Useful for switching gradually between grid potentials during a run.

Ability to reload molecular structure without restarting

Existing "structure" keyword extended to load a new molecular structure, either from a psf/pdb file pair("structure foo.psf pdb foo.pdb") or a js file ("structure foo.js"). Must be followed by "reinitatoms" or "reinitatoms foo", the later reading from foo.coor, foo.vel, and foo.xsc, and also starting a new trajectory file with "dcdfile foo.dcd" (for new atom count). The patch grid and other simulation paramters are *not* changed, so the dimensions of the new and old structures must be compatible.

Optional Python scripting interface

Not in released binaries, pass --with-python to config script when building. Tcl command "python" will run multi-line script or return result of single-line expression. Python module "tcl" supports tcl.eval("command string") or tcl.call("command",arg1,arg2,...). Python containers are converted to Tcl lists. Python object "namd" wraps all simulation parameters and commands, e.g., "namd.switchdist = float(namd.cutoff) - 2.0" and "namd.run(1000)". Simulation parameters are case-insensitive as in Tcl. The Tcl print command and 1-4scaling parameter violate Python syntax but are accessible accessible via tcl.eval() and tcl.call(). Python print command works as usual.

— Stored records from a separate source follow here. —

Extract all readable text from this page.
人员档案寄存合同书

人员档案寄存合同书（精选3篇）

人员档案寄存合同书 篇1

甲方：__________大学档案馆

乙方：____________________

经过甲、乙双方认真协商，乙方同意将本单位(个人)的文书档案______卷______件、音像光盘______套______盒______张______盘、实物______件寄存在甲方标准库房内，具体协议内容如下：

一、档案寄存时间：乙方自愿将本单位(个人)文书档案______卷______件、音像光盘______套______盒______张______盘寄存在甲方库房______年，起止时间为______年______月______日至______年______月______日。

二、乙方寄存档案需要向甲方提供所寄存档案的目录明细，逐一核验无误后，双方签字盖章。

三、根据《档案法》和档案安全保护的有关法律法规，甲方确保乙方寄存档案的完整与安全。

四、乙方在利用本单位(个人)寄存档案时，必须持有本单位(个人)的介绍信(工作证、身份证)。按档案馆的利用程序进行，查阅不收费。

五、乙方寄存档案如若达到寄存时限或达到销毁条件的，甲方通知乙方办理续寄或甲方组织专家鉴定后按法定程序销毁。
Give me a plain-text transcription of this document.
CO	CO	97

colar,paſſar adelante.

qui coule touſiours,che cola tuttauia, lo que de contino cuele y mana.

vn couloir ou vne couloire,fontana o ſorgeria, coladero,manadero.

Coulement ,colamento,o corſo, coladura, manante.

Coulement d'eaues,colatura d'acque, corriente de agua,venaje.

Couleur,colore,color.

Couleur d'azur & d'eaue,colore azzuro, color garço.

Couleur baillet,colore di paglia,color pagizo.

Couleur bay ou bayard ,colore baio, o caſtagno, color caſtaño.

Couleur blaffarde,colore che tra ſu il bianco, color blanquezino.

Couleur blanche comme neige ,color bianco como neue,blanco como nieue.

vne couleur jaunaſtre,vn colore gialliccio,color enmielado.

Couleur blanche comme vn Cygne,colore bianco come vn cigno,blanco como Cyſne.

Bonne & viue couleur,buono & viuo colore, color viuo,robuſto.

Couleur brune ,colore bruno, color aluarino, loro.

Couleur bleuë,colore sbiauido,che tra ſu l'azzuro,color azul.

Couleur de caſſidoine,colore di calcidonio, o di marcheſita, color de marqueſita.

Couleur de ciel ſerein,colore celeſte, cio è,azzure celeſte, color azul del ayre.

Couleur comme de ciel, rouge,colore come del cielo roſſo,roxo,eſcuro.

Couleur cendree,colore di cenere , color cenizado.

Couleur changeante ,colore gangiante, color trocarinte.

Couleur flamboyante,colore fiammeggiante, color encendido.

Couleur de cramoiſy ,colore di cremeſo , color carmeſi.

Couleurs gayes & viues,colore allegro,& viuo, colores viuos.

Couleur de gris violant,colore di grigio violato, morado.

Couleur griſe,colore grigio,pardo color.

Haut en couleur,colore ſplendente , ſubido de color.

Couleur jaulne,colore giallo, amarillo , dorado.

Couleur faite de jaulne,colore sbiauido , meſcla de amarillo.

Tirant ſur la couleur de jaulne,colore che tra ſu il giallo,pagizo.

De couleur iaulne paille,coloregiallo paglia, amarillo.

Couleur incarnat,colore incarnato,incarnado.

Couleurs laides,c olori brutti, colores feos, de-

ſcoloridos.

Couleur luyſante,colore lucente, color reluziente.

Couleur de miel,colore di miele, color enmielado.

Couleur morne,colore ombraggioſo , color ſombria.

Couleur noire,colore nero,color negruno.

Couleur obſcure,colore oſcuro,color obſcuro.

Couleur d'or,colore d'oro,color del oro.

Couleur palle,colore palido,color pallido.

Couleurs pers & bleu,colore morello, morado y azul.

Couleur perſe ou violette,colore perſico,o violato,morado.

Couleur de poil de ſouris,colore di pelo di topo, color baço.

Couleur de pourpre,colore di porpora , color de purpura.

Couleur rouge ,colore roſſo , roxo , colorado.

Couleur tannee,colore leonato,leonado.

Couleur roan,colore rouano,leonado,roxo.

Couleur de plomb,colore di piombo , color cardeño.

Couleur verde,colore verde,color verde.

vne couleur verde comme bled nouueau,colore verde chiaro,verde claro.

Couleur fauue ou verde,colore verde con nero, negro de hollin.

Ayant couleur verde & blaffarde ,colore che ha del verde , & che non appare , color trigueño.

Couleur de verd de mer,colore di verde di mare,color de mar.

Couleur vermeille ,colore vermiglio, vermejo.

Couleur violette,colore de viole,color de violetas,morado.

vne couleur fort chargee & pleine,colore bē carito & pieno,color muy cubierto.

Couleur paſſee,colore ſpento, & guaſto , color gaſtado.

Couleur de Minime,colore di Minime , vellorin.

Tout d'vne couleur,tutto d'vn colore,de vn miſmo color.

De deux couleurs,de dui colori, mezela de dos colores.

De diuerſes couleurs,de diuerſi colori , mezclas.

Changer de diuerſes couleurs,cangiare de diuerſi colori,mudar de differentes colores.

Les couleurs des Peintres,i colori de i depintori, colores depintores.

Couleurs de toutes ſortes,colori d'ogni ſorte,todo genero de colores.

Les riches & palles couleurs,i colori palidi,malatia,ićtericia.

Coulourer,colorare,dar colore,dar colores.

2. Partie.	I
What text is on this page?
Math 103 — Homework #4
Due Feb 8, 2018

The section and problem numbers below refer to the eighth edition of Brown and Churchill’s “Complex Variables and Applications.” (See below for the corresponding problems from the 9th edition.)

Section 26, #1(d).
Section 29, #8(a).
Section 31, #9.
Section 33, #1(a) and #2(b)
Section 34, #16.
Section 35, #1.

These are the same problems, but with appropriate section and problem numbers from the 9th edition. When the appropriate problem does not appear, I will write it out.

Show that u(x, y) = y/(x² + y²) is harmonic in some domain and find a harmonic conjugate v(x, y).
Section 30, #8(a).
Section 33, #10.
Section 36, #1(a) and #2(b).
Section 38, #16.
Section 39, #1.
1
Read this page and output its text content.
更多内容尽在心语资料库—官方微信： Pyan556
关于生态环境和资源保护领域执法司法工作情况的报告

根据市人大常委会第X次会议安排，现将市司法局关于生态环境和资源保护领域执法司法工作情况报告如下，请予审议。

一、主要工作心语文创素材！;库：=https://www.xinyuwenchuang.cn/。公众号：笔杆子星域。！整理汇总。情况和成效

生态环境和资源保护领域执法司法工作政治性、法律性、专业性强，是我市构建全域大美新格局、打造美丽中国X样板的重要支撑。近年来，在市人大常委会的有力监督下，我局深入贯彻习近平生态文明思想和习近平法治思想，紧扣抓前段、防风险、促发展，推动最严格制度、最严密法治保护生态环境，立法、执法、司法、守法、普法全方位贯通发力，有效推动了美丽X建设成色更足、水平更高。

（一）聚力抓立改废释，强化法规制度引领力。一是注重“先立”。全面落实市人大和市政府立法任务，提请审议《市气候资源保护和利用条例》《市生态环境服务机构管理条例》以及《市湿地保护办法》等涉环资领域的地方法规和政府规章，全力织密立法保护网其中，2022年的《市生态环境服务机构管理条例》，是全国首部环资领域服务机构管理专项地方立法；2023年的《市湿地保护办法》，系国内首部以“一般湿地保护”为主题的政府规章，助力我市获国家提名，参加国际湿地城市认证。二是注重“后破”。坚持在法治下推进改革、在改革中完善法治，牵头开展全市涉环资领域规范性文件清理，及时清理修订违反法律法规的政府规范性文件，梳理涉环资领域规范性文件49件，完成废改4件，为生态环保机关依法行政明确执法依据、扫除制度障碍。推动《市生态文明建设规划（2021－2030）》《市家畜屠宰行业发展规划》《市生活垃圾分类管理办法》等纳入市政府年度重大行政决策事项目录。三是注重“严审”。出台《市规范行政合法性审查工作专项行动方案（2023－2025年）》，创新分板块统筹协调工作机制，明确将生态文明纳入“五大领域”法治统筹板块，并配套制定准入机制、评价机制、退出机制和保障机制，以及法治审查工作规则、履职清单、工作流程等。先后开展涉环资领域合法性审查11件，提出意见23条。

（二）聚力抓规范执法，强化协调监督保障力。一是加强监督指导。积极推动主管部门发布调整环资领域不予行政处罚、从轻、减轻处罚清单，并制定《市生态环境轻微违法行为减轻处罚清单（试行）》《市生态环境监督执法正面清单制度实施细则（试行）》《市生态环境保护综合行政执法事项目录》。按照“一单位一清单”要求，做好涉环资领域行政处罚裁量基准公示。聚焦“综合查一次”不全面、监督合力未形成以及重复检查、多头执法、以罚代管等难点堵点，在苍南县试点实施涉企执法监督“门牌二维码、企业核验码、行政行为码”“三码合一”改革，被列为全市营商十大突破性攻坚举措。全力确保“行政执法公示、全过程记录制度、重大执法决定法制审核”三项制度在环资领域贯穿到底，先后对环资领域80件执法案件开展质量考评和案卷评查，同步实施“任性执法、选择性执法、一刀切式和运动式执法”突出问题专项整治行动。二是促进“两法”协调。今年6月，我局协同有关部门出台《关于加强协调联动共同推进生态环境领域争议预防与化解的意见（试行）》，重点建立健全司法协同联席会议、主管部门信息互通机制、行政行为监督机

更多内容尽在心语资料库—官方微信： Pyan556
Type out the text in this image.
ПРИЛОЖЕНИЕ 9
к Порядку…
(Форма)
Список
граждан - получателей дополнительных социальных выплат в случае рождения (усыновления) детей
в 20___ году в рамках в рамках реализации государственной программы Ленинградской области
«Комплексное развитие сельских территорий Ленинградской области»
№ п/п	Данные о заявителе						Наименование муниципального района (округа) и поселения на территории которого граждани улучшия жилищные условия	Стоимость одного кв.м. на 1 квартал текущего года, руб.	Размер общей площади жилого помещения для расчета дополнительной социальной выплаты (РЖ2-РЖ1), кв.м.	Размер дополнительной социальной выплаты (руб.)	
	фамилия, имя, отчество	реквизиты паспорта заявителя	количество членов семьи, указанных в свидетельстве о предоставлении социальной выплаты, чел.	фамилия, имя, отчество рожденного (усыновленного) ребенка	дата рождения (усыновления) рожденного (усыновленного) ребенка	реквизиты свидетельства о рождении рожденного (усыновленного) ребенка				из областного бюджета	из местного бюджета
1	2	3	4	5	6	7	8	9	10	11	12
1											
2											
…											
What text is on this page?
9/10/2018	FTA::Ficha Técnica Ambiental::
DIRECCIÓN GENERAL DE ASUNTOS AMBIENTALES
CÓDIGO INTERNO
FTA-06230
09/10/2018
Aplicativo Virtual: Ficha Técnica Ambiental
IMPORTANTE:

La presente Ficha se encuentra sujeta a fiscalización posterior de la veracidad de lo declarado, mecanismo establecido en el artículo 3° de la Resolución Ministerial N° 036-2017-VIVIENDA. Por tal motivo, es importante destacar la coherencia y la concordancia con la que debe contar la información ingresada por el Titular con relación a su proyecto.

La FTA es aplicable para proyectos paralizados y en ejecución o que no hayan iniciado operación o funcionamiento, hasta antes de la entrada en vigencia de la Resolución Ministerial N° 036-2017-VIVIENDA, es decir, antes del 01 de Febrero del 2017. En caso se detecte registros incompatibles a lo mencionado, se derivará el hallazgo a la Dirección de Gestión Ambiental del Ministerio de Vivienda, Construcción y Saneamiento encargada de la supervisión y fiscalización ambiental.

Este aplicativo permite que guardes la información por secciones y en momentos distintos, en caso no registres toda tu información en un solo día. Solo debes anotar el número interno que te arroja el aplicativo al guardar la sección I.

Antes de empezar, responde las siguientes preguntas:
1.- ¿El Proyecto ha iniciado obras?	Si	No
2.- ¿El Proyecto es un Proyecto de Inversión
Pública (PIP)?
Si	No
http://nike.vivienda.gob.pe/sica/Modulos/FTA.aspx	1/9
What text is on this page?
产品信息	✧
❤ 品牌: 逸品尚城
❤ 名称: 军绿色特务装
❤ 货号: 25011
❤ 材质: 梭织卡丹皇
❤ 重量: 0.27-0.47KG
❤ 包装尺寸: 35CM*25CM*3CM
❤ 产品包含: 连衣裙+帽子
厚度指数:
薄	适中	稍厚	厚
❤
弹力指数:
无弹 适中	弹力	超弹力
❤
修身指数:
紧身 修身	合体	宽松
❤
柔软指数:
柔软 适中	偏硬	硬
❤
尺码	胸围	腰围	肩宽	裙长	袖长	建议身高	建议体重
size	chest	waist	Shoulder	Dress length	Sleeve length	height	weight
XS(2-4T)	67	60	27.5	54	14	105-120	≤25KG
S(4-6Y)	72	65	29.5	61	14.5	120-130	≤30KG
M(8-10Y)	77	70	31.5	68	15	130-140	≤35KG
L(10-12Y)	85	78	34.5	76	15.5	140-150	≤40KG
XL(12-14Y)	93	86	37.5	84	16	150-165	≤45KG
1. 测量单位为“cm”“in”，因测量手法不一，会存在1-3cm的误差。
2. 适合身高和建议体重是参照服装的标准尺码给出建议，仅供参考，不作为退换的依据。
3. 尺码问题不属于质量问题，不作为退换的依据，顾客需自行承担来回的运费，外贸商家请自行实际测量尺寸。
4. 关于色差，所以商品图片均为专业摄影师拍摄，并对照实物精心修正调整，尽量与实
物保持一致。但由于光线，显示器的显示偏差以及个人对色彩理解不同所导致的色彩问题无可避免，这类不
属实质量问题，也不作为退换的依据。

QM/MM simulation via interfaces to ORCA and MOPAC

Developed by Marcelo Melo, Rafael Bernardi, and Till Rudack. Supported in all binaries, recompilation not required. For further information see preliminary documentation.

Update to Charm++ 6.7.1

Various bug fixes and one new capability used in collective variable parallelization.

Require CUDA 6.5 or greater, drop support for Fermi GPUs

Pascal GPUs work after long pause for just-in-time kernel compilation on first run. Compatible with CUDA 8.0, but cufft issues are observed on K80.